Je ne crois pas cette grille de lecture toujours fausse, notamment quand il est question de décrire certains rares faits divers sanglants. Je la trouve juste un rien méchante, opposant plus que de raison l’homosexuel aux refoulés (comme si les gays ne refoulaient rien, eux). Elle ignore ce continent de fraternité où les gaillards qui-en-ont taquinent, protègent et respectent les invertis – et pas seulement parce qu’en cas de disette ou de beuverie, ces derniers peuvent se montrer compréhensifs. Tout homo qui aura navigué, au sens propre comme au sens figuré, dans certains milieux exclusivement masculins sait bien l’amitié parfois obstinée qu’il y aura rencontrée. Aux crachats qu’évoque Edouard Louis dans ses livres, j’oppose ces souvenirs-là : une main sur l’épaule, un bout de « calendos » partagé, le « recouds-moi un bouton, je te réparerai ta couchette » qui forment l’ordinaire des sociétés viriles. On m’objectera que ce n’est pas le sujet. Bien sûr que si ! En apparence si éloignés l’un de l’autre, l‘occidental et l’islamiste ont un rêve en partage : celui d’une homosexualité « proprette » comme disait Foucault, avec ses lieux dédiés, son mode de vie, son esthétique stéréotypée, sa sexualité débridée et qui surtout ne déborderait pas ailleurs que là où on l’attend. Pour les uns ce seront des zones de tolérance, pour les autres des cibles bien définies.

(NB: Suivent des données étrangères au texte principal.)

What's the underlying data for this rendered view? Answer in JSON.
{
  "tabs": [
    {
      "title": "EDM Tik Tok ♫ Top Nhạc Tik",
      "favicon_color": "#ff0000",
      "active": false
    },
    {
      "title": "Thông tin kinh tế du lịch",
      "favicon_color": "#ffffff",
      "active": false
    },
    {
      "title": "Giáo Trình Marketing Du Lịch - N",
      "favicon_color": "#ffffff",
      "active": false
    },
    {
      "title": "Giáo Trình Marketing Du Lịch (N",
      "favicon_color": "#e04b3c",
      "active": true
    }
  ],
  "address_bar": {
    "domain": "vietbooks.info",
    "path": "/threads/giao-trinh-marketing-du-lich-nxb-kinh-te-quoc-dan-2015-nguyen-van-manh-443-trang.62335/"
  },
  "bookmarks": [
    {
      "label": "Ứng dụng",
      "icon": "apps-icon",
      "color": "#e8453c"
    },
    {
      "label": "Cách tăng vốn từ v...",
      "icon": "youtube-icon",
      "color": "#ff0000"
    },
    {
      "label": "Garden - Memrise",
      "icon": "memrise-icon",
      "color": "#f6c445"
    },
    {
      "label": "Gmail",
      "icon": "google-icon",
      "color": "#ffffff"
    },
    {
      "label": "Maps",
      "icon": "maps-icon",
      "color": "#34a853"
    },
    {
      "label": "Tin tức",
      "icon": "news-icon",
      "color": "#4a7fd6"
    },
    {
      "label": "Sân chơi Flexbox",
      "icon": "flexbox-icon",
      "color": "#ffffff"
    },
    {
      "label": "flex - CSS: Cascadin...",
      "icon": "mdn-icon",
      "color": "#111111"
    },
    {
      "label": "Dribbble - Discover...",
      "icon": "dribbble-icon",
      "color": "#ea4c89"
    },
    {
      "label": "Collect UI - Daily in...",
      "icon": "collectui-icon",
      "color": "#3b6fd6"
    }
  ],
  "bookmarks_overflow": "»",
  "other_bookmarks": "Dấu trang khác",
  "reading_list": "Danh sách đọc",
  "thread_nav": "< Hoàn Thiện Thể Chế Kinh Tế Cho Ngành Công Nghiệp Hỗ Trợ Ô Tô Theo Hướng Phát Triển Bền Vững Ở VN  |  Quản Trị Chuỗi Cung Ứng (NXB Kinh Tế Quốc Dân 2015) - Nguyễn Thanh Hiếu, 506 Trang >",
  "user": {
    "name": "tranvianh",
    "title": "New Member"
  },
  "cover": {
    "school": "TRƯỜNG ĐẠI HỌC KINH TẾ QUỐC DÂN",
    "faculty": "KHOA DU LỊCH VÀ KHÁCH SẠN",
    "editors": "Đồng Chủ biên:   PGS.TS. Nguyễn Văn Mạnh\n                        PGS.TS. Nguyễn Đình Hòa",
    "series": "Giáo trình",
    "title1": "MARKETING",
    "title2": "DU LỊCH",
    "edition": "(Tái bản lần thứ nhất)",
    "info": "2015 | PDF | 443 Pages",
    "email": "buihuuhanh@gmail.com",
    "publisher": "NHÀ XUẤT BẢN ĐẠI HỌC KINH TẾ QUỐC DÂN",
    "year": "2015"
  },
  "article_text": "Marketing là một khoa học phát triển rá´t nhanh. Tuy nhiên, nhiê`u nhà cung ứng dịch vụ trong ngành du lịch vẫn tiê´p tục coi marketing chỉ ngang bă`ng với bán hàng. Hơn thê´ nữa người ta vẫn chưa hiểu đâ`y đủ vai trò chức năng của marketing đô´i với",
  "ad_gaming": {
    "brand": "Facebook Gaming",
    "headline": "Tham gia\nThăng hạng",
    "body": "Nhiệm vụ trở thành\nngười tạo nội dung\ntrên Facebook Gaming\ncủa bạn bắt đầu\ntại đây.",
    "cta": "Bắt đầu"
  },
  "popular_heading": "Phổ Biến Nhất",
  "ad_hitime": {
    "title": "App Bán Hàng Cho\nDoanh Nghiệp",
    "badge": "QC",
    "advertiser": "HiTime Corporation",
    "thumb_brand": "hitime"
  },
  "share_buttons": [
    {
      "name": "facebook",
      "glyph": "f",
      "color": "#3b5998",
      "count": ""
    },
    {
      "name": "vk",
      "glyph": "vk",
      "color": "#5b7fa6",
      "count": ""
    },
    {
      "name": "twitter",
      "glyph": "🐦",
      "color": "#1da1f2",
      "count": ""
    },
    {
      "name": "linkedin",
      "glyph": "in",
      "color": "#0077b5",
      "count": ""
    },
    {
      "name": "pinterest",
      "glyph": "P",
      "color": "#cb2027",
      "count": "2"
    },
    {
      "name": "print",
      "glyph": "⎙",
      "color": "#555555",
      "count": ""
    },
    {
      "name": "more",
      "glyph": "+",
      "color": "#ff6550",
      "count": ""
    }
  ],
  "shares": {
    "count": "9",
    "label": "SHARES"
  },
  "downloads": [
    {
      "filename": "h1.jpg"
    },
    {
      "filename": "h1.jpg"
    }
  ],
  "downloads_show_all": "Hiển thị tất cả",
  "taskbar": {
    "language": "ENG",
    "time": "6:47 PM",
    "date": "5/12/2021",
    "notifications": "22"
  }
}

Puisqu’il était question de marins, poursuivons la traversée, et arrêtons-nous, cette année-là, au port de Ras-al-Kaimah (Émirats Arabes Unis). À quai, nous rencontrerons des travailleurs immigrés afghans, des Pachtounes. Le moins qu’on puisse dire, c’est que ces derniers ne manifesteront aucune prévention homophobe. Ce genre de question ne les traverserait pas. Moyennant quelque respect des convenances (ne pas trop en faire, n’en dire absolument rien, se comprendre d’un regard), l’apprenti-marin européen se verra vite proposer d’aller admirer en bonne compagnie la splendeur du paysage au crépuscule, derrière la colline voisine. Les voyages forment la jeunesse, on n’en fera pas tout un plat. La main droite sur le cœur, des étoiles dans les yeux, on se séparera une heure après avec quelques serments d’amitié éternelle. En souvenir de ce moment, on échangera peut-être une montre contre un châle, gardé pieusement tant d’années après.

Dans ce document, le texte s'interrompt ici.